ÉgOuts du Net ?

Qui sont tous ces cyber-egos ayant fleuri et prospéré sur le Web ? Se croyant d’un seul coup supérieur aux manants de la toile. Tous ces moins que rien virtuels. Jouant avec eux comme des chats avec des souris. Avec une cruauté sans doute alimentée par la surenchère du groupe. Jusqu’à briser leurs cibles- souvent des femmes- et les laisser sur le carreau. Et pas un carreau virtuel

    

     Qui sont tous ces cyber-egos ayant fleuri et prospéré sur le Web ?  Se croyant d’un seul coup supérieur aux manants de la toile. Tous ces moins que rien virtuels. Jouant avec eux comme des chats avec des souris. Avec une cruauté sans doute alimentée par la surenchère du groupe. Jusqu’à briser leurs cibles- souvent des femmes- et les laisser sur le carreau. Et pas un carreau virtuel. Persuadés d'être des Dieux du Net. Leur ego surdimensionné prenant toute la place sur l'écran. Comme d'aucuns avec leur bagnole sur l'autoroute. Se penser important, au-dessus du petit peuple du Web, est sans doute l’une des grosses pathologies du Net. Toujours à comptabiliser son poids en followers et pouces levés à chacune de ses interventions.

     Écran, Õ mon bel écran plasma, dis-moi si je suis le plus recommandé. Difficile d’échapper à cette comptabilité de sa position dans la hiérarchie virtuelle. Tout est fait pour mesurer sans cesse la taille de son audience. Nombre d’abonnés, nombre de notifications, nombre de visites… Même celles et ceux, peu intéressés par cette compta, ne peuvent pas ignorer totalement les chiffres affichés. Impossible d’ignorer ce fonctionnement quand on évolue sur la toile. Une course permanente où un paquet d’internautes, journalistes, blogueurs, youtubeur,  peuvent s’imaginer très vite les rois du monde.net. Et intouchables.
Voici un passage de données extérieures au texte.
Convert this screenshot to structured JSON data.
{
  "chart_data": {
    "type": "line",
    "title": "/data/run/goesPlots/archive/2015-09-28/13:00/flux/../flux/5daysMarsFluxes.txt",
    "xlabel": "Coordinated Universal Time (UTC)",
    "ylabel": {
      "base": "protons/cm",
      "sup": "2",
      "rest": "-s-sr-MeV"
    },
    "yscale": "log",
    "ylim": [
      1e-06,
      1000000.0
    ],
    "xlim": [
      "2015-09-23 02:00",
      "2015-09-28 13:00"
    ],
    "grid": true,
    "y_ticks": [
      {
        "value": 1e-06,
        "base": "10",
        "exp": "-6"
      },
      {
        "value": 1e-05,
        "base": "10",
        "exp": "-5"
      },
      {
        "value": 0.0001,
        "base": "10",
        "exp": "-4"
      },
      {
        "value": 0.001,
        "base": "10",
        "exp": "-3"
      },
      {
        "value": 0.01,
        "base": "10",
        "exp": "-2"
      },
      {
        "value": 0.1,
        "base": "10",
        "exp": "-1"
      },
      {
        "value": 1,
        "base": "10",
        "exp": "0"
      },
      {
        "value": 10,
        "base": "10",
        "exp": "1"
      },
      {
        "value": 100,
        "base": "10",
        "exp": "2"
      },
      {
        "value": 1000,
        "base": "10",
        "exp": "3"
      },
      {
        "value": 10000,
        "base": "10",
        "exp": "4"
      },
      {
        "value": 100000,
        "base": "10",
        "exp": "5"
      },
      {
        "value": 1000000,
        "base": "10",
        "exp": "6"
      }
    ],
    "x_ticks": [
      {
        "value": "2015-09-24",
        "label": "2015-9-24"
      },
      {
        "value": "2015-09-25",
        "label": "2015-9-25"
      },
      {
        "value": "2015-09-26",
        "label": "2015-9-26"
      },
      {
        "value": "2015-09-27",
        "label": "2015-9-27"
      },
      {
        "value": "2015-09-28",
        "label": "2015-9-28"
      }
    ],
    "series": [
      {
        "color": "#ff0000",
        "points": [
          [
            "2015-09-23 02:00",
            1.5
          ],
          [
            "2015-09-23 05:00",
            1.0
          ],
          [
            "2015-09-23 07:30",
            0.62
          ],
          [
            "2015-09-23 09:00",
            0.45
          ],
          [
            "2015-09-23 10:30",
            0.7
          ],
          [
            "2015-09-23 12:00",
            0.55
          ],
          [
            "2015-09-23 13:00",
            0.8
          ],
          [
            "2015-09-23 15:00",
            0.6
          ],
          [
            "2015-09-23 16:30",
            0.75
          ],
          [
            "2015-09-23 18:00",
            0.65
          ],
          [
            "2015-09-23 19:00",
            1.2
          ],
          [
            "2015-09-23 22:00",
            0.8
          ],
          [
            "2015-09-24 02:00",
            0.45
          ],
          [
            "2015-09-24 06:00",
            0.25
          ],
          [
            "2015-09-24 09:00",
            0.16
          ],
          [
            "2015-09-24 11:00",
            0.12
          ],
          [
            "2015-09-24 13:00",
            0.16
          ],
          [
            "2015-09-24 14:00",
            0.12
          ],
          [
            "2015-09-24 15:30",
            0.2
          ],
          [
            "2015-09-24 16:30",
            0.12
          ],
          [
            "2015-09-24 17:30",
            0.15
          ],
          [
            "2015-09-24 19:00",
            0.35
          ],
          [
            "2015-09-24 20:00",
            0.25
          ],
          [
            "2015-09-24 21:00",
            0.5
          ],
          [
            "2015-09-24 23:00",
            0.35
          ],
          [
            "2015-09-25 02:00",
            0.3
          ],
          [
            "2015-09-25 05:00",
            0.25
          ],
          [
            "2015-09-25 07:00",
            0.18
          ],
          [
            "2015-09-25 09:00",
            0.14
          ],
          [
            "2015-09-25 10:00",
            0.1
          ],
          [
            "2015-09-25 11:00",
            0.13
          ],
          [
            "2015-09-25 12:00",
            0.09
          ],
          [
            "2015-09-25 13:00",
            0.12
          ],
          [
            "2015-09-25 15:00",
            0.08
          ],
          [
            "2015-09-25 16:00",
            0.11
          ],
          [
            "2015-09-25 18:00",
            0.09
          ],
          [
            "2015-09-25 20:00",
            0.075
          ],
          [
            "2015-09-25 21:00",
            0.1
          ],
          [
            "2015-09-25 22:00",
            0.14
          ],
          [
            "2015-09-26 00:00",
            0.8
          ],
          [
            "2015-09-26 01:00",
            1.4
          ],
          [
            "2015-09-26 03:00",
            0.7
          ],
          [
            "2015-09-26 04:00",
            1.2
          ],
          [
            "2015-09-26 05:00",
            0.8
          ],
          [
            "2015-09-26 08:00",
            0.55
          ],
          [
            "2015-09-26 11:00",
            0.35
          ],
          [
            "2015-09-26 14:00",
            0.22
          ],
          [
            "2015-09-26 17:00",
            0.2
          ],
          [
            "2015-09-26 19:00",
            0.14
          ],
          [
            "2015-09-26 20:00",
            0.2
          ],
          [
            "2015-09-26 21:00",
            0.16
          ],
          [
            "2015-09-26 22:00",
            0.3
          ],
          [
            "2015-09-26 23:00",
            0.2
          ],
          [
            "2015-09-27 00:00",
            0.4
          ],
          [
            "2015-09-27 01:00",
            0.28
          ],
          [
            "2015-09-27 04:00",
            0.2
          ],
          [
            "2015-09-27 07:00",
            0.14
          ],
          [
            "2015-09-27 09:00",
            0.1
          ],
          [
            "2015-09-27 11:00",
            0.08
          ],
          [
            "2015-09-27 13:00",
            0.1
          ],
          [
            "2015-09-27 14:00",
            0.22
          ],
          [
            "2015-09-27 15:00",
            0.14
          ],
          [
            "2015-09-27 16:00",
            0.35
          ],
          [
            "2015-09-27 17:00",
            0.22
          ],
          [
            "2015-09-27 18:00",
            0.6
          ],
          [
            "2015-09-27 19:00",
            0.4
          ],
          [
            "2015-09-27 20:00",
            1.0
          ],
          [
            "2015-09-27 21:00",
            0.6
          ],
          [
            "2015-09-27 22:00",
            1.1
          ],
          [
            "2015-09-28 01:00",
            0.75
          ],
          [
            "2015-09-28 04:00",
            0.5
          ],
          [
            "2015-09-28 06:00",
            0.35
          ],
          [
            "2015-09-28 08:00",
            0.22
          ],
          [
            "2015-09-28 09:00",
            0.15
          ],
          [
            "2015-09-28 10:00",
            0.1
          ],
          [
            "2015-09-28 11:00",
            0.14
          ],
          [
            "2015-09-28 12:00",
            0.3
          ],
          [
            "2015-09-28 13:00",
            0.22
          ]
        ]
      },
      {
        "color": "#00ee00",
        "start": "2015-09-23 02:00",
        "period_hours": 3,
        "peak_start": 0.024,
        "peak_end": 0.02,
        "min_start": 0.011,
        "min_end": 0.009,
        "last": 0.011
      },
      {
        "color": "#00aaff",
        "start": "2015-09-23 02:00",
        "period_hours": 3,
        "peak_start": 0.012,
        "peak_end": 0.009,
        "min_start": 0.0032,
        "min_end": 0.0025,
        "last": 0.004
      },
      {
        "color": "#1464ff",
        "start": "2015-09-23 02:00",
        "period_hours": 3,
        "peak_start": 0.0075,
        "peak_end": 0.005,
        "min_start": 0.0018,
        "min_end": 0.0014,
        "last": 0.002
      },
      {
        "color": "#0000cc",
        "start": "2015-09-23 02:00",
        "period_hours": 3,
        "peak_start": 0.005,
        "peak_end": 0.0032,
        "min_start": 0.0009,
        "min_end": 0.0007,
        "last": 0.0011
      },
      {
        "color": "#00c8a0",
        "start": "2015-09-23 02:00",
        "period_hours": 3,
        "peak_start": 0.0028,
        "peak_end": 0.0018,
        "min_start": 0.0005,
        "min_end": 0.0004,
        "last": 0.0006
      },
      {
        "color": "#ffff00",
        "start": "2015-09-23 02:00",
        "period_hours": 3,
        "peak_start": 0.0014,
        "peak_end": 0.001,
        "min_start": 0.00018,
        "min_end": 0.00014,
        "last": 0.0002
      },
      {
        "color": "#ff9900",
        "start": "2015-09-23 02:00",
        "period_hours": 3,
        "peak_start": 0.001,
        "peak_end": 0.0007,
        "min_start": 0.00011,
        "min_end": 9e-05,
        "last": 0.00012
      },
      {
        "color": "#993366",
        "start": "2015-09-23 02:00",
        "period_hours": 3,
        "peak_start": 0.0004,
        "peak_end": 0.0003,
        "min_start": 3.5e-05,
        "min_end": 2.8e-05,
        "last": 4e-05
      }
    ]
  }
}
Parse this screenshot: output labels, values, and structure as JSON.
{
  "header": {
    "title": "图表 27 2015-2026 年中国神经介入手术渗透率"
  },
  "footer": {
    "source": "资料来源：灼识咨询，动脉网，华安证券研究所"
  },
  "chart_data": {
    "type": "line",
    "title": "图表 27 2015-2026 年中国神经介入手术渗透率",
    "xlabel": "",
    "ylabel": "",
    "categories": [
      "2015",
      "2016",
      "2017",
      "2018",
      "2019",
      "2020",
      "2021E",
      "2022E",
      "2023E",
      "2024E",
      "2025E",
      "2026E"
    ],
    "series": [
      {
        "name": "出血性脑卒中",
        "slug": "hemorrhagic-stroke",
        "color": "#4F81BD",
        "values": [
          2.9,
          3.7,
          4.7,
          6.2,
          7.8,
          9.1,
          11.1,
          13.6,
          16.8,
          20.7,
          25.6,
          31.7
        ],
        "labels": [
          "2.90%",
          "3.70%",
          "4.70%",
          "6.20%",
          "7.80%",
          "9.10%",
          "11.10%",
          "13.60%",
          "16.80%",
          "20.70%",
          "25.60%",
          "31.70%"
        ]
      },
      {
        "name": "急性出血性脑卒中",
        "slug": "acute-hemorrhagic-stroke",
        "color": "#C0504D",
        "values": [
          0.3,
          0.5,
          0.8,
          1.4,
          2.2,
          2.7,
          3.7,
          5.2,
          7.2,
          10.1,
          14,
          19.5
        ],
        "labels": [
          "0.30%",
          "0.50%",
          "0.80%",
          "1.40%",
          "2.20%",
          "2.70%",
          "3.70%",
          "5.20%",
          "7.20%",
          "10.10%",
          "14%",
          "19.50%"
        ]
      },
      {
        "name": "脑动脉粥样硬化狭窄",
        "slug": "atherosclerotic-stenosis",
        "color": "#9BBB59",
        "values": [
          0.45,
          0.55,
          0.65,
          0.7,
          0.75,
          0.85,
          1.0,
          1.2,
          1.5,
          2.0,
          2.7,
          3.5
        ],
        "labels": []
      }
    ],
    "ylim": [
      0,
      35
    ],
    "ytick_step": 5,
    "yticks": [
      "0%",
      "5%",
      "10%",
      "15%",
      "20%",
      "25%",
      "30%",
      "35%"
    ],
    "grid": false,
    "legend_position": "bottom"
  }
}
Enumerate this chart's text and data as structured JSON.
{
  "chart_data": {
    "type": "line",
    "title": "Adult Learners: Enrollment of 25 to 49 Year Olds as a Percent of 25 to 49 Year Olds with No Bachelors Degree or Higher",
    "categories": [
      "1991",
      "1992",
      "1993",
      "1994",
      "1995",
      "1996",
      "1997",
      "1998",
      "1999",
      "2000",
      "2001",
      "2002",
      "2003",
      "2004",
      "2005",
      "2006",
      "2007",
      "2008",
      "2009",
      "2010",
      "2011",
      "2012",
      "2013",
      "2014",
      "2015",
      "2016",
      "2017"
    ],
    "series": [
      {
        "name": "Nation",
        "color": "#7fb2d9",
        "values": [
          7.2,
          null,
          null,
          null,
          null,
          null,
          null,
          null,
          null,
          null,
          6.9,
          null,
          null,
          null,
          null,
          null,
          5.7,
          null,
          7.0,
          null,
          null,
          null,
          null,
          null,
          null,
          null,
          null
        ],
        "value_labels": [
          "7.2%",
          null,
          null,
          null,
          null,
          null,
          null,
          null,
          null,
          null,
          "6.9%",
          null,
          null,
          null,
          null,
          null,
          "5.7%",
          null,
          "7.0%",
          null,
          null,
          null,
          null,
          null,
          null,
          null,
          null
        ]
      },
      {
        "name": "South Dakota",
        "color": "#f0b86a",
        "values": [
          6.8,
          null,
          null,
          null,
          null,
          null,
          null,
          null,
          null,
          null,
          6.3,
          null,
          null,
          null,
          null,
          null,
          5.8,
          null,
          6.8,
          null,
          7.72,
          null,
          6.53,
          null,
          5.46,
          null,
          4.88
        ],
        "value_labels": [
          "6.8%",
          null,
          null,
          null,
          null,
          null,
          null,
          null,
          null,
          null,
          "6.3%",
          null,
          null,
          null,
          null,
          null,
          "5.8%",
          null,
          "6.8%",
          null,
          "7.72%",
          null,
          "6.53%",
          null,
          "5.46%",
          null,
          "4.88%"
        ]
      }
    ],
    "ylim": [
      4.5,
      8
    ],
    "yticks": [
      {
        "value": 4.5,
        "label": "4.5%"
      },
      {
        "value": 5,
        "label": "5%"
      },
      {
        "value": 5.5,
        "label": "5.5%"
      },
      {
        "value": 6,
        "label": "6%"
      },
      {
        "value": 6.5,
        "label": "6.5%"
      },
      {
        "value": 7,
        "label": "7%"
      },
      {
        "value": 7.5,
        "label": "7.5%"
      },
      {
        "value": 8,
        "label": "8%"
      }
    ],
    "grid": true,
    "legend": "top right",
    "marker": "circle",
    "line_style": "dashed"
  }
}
     Pensant être supérieur au moins followés. Car pesant plus qu’eux sur la balance du Web. Seul ou en bande pour bizuter les «naïfs du Net». Des proies faciles quand on chasse en groupe. Et disposant d’un bon carnet d’adresses. Répertoire pouvant ouvrir des portes. Et en claquer au nez à ceux ne possédant pas autant de 06 bancables que les harceleurs. Loin d’être une chasse pratiquée uniquement dans le milieu des médias et des communicants. Des meutes d’anonymes déchirent de leur crocs numériques d’autres anonymes à travers des guerres de commentaires. Le harcèlement se trouve à tous les niveaux de la toile. Et peut prendre toutes sortes de formes. De la cour de récré du collège jusqu'aux plus hautes sphères. Une forme de résilience existe-t-elle pour les harceleurs ?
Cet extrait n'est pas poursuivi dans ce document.